Berikut fakta-fakta tentang taman bunga amarilis milik Sukadi:
Berawal dari Iseng
Sukadi mengaku mengawali usahanya membangun taman amarilis secara iseng. Saat berjualan kelapa di pinggir jalan yogyakarta-Wonosari, dia menyertakan beberapa bunga amarilis sebagai dagangan.
Hasilnya, beberapa pengendara yang melintas berhenti dan membeli bunga miliknya.
"Karena banyak pembeli yang berminat, dari situ saya punya ide untuk membudidayakan bunga tersebut," kata Sukadi di Yogyakarta, Jumat 27 November lalu.
Modal awal Sukadi membudidayakan bunga Amarilis ini sekitar Rp 2 juta. Dengan dana tersebut ia penuhi halaman rumahnya seluas 2.350 meter persegi dengan bungan tropis ini.
Hasilnya, halaman rumah Sukadi berubah menjadi taman bunga bak Keukenhof di Belanda. Ada sekitar 500 ribu tangkai bunga amarilis memenuhi halamannya.
"Perawatannya mudah, hanya butuh air untuk menyiramnya, setiap hari saja sudah tumbuh subur," kata Sukadi.
Advertisement
Ratusan Pengunjung Per Hari
Langkah Sukadi menjadikan pekarangan rumahnya bak taman bunga Keukenhof Belanda ternyata mengusik perhatian warga Yogyakarta dan sekitarnya. Terlebih kabar itu akhirnya menyebar di media sosial. Rumah Sukadi pun ramai di kunjungi turis dadakan.
Sukadi mengaku rata-rata setiap harinya ada 700-an pengunjung mendatangi kebun bunganya. "Kadang-kadang wisatawan juga membeli bunga," kata Sukadi. Dia mematok harga Rp 5 ribu per tangkai untuk bunga amaris miliknya.

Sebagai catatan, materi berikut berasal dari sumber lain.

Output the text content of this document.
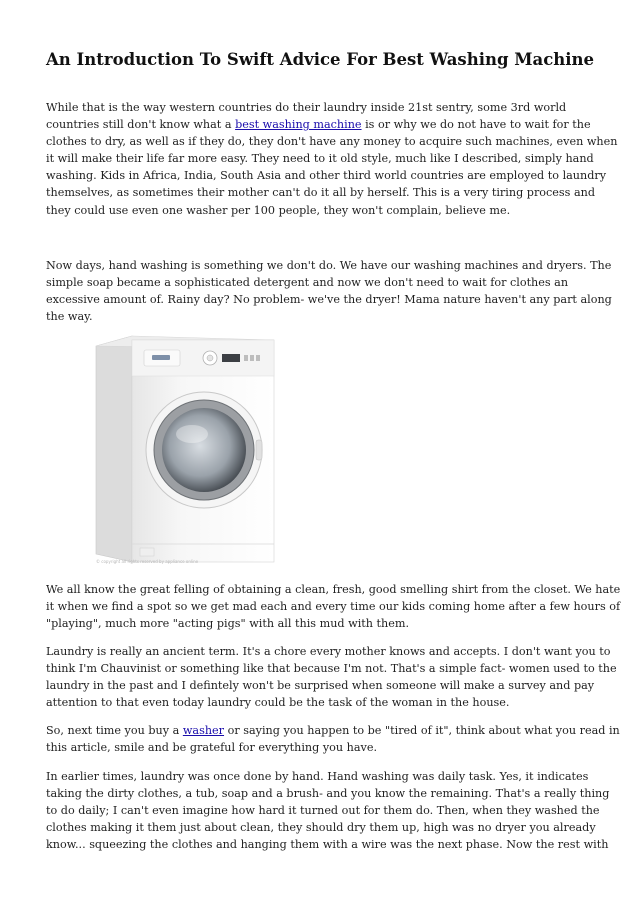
An Introduction To Swift Advice For Best Washing Machine

While that is the way western countries do their laundry inside 21st sentry, some 3rd world
countries still don't know what a best washing machine is or why we do not have to wait for the
clothes to dry, as well as if they do, they don't have any money to acquire such machines, even when
it will make their life far more easy. They need to it old style, much like I described, simply hand
washing. Kids in Africa, India, South Asia and other third world countries are employed to laundry
themselves, as sometimes their mother can't do it all by herself. This is a very tiring process and
they could use even one washer per 100 people, they won't complain, believe me.

Now days, hand washing is something we don't do. We have our washing machines and dryers. The
simple soap became a sophisticated detergent and now we don't need to wait for clothes an
excessive amount of. Rainy day? No problem- we've the dryer! Mama nature haven't any part along
the way.

© copyright all rights reserved by appliance online

We all know the great felling of obtaining a clean, fresh, good smelling shirt from the closet. We hate
it when we find a spot so we get mad each and every time our kids coming home after a few hours of
"playing", much more "acting pigs" with all this mud with them.

Laundry is really an ancient term. It's a chore every mother knows and accepts. I don't want you to
think I'm Chauvinist or something like that because I'm not. That's a simple fact- women used to the
laundry in the past and I defintely won't be surprised when someone will make a survey and pay
attention to that even today laundry could be the task of the woman in the house.

So, next time you buy a washer or saying you happen to be "tired of it", think about what you read in
this article, smile and be grateful for everything you have.

In earlier times, laundry was once done by hand. Hand washing was daily task. Yes, it indicates
taking the dirty clothes, a tub, soap and a brush- and you know the remaining. That's a really thing
to do daily; I can't even imagine how hard it turned out for them do. Then, when they washed the
clothes making it them just about clean, they should dry them up, high was no dryer you already
know... squeezing the clothes and hanging them with a wire was the next phase. Now the rest with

Kendati rumahnya menjadi objek wisata dadakan, Sukadi mengaku tidak mamasang tarif tetap untuk wisatawan yang berkunjung. "Sementara masih seiklasnya saja," kata dia.
Mia Dwi, warga setempat yang mendatangi taman bunga milik Sukadi mengaku takjub dengan hamparan bunga amarilis.
"Rasanya seperti di Belanda," ujar dia.
Kismaya, pengunjung asal Kota Yogyakarta, mengaku sengaja datang ke kebun bunga Sukadi lantaran tertarik melihat pesona bunga amarilis. Ia mengetahui kebun bunga itu dari media sosial.
"Saya tahunya dari media Instagram kok bagus ya, lalu sengaja datang ke sini, ternyata benar-benar bagus," ujar Kismaya.
Jadi Objek Selfie
Taman bunga amarilis kreasi Sukadi di Pathuk, Gunungkidul, tiba-tiba menjadi populer. Ratusan pengunjung mendatangi taman yang terhampar di lahan seluas 2.350 meter persegi.
Suasana bak di taman bunga Keukenhof, Belanda, membuat sejumlah pengunjung 'berlomba' mengabadikan diri dengan berfotoria di lokasi taman.
Sayangnya, para pengunjung banyak yang tidak bertanggung jawab. Mereka berselfie ria sambil menginjak-injak tanaman. Dari foto-foto yang beredar di media sosial mereka juga duduk-duduk dan berbaring di hamparan bunga tersebut.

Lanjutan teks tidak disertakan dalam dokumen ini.